The SM&CR focusses on UK regulated entities – and is applied at an ‘entity level’. However because a key aspect of the regime is to identify those individuals who are ‘ultimately responsible for XYZ’, there is no territorial limitation for senior managers. This means that for international groups, where matrix management and centralised control functions are commonplace, careful thought will need to be given as to who is indeed the person who is ‘ultimately responsible for XYZ’ for the UK regulated entity – that individual may be located outside of the UK – or even formally employed by a different group entity.
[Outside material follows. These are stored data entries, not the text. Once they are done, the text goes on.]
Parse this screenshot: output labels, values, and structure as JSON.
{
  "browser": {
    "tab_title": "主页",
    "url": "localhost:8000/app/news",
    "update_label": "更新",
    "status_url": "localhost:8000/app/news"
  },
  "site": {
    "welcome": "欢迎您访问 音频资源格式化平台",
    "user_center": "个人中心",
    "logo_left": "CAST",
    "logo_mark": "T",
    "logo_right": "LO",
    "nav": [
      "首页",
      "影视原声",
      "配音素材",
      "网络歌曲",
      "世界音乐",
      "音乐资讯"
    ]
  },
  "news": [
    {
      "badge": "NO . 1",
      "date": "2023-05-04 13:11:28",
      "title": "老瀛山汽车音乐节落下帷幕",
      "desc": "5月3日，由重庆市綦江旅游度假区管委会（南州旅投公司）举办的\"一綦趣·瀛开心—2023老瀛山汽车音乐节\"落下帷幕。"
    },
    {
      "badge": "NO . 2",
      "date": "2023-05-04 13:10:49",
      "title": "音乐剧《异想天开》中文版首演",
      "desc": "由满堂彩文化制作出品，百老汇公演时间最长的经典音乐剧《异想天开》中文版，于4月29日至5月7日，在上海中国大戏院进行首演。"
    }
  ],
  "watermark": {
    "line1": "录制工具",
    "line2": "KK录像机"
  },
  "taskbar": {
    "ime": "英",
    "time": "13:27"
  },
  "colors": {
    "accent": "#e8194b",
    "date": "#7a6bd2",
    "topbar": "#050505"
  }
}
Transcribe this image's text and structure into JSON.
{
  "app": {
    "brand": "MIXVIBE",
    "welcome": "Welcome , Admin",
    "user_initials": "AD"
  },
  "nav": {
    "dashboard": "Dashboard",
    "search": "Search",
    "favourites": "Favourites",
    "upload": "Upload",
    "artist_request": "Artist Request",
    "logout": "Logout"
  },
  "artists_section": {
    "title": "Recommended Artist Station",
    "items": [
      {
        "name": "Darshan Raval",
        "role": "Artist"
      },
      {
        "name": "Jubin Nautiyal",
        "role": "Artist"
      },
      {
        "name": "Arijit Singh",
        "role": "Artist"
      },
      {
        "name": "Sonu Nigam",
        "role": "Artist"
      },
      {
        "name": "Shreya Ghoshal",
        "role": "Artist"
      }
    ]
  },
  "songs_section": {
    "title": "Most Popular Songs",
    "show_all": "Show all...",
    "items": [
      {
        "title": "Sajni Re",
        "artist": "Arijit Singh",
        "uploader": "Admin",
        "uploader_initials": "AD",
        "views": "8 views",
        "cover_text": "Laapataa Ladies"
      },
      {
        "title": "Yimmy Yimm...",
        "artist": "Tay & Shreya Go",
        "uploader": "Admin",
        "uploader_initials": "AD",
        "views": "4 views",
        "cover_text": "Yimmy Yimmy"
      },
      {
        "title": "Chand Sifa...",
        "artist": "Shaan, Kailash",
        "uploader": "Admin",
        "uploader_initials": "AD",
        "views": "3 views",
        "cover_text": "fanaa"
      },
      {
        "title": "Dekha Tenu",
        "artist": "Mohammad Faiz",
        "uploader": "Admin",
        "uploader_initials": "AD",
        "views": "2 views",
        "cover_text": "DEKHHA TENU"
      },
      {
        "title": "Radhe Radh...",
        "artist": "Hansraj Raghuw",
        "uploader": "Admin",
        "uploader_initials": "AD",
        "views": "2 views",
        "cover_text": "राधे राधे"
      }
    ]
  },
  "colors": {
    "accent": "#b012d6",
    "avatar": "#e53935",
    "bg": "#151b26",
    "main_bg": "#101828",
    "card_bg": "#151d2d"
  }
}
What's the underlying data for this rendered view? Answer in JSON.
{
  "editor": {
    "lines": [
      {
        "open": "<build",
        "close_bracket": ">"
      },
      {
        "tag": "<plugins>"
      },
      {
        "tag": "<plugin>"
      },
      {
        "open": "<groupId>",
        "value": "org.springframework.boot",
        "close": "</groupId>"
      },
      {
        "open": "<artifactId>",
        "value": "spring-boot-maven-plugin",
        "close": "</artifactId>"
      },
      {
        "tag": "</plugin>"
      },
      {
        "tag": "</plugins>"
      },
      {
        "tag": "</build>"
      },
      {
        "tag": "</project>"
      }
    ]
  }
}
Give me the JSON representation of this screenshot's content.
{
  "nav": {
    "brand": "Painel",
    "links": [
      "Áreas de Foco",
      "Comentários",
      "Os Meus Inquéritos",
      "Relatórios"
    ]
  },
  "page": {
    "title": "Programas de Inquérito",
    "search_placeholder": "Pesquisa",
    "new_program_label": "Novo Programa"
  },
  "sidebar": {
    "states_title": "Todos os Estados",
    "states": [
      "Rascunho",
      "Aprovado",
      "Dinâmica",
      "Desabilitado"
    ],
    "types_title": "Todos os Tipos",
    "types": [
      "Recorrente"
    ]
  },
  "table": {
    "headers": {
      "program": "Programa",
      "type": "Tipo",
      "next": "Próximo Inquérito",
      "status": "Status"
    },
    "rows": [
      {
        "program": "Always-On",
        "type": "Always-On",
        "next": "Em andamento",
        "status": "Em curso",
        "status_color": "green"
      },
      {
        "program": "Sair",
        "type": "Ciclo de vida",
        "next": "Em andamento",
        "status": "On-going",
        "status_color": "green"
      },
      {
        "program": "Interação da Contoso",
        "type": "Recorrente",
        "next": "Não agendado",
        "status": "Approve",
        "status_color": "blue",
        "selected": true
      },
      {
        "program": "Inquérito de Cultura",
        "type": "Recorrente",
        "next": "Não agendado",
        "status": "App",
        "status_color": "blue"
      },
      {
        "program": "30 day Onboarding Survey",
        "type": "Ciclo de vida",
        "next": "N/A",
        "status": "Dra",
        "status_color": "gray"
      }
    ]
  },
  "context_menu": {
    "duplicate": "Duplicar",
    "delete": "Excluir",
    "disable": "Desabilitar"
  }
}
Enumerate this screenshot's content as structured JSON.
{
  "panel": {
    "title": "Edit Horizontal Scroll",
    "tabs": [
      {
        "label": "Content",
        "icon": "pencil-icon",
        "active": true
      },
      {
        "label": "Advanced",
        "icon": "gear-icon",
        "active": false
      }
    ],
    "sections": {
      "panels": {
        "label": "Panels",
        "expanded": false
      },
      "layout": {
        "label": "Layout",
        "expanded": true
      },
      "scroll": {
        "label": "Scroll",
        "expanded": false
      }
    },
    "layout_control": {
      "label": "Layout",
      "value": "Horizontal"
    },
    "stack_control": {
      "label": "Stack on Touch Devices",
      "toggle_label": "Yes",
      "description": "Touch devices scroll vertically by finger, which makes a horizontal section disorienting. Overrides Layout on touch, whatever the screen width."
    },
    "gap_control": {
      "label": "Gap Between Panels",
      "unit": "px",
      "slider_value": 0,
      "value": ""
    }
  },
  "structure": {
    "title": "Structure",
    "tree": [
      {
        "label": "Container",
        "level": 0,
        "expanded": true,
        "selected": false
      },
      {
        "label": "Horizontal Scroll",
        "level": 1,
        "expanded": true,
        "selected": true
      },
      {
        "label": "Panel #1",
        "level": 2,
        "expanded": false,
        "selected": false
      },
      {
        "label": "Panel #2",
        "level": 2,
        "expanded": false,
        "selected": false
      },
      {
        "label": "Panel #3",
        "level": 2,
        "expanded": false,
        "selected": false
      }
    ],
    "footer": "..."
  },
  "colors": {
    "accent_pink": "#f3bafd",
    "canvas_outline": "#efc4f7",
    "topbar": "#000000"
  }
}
Conversely, the Certification Regime does have a territorial limitation to the UK. This means that the Certification Regime only applies to individuals who are either located in the UK, or who are dealing with clients in the UK. Again, this can create complexity, because the FCA has set out that anyone who manages a Certified Individual is in turn a Certified Individual (unless they are an approved Senior Manager). It is not unusual to see individuals in the UK, who report to somebody else within the wider group, who may be located outside of the UK – this may be at odds with the requirements under the Certification Regime.
At first sight, the SM&CR may seem reasonably straightforward and it is hard to argue with what the regime is trying to achieve. However, our previous experience helping banks to implement the SM&CR as shown, the implementation of the regime can be quite challenging in practice – and for more complex group structures, significant changes to the governance framework may be required. Whilst the final rules will not be finalised until the summer of 2018, it is intended that the regime will come into force later on in 2018. This means that firms who wait until the rules are finalised will have very little time to properly implement the new requirements.
More complex firms / groups would be strongly advised to start thinking about this now, as structural changes to governance frameworks can take time – as indeed can the process of convincing senior managers that they are indeed ‘ultimately responsible for XYZ’.